Baca juga: Jadwal dan Cara Daftar Penukaran Uang Baru Lebaran 2026, Batas Maksimal Rp 5,3 Juta per Orang
Dilansir dari Antara, Kepala BI Banten, Ameriza M Moesa di Serang, Banten, Senin, mengatakan sinergi dengan perbankan dilakukan untuk memberikan kemudahan dan kenyamanan bagi masyarakat yang ingin menukarkan uang pecahan baru.
"Untuk kegiatan penukaran, seperti tahun lalu kita menyediakan layanan kas keliling, kemudian layanan melalui loket perbankan, dan yang ketiga ada layanan terpadu. Untuk layanan terpadu ini kita bareng-bareng bekerja sama dengan 10 bank," kata Ameriza.
Ia menjelaskan, layanan terpadu tersebut akan ditempatkan di tiga lokasi utama, salah satunya dipusatkan di kawasan KP3B (Kawasan Pusat Pemerintahan Provinsi Banten).

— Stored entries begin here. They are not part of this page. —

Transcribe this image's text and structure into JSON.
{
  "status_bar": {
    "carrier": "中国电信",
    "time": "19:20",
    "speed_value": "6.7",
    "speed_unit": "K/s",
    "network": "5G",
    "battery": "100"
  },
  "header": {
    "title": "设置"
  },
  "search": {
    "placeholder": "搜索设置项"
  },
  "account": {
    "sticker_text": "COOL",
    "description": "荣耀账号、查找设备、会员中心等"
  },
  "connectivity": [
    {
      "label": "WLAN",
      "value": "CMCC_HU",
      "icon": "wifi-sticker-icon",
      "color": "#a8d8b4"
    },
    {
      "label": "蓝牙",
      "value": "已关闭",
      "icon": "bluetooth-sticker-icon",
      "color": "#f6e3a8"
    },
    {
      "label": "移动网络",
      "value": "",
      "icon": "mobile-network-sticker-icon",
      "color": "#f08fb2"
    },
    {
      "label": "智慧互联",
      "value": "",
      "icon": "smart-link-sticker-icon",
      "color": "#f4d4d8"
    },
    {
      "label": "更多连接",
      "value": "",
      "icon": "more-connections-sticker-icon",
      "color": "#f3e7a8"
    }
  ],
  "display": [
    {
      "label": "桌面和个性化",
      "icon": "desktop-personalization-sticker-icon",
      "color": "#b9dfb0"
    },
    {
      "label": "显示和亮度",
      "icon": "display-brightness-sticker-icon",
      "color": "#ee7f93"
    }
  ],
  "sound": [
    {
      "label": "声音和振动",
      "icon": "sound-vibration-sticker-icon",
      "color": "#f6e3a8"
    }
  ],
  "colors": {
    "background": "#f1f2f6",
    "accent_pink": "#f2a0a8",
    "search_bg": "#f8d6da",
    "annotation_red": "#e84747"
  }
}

Secara keseluruhan, BI Banten menyiapkan puluhan titik layanan penukaran uang untuk masyarakat. Rinciannya meliputi:
Total terdapat 69 titik layanan yang dapat dimanfaatkan masyarakat di berbagai wilayah Banten.
"Bagi masyarakat yang ingin mengetahui detail lokasi penukarannya, seperti di Tangerang di mana, di Lebak di mana, teman-teman bisa langsung membuka dan mengeceknya di situs pintar.bi.go.id," tambahnya.
Layanan penukaran uang baru ini merupakan bagian dari program SERAMBI 2026. Program tersebut dijadwalkan berlangsung mulai 13 Februari hingga 15 Maret 2026.
Adapun peluncuran khusus program SERAMBI 2026 untuk wilayah Banten akan dilaksanakan pada 19 Februari 2026.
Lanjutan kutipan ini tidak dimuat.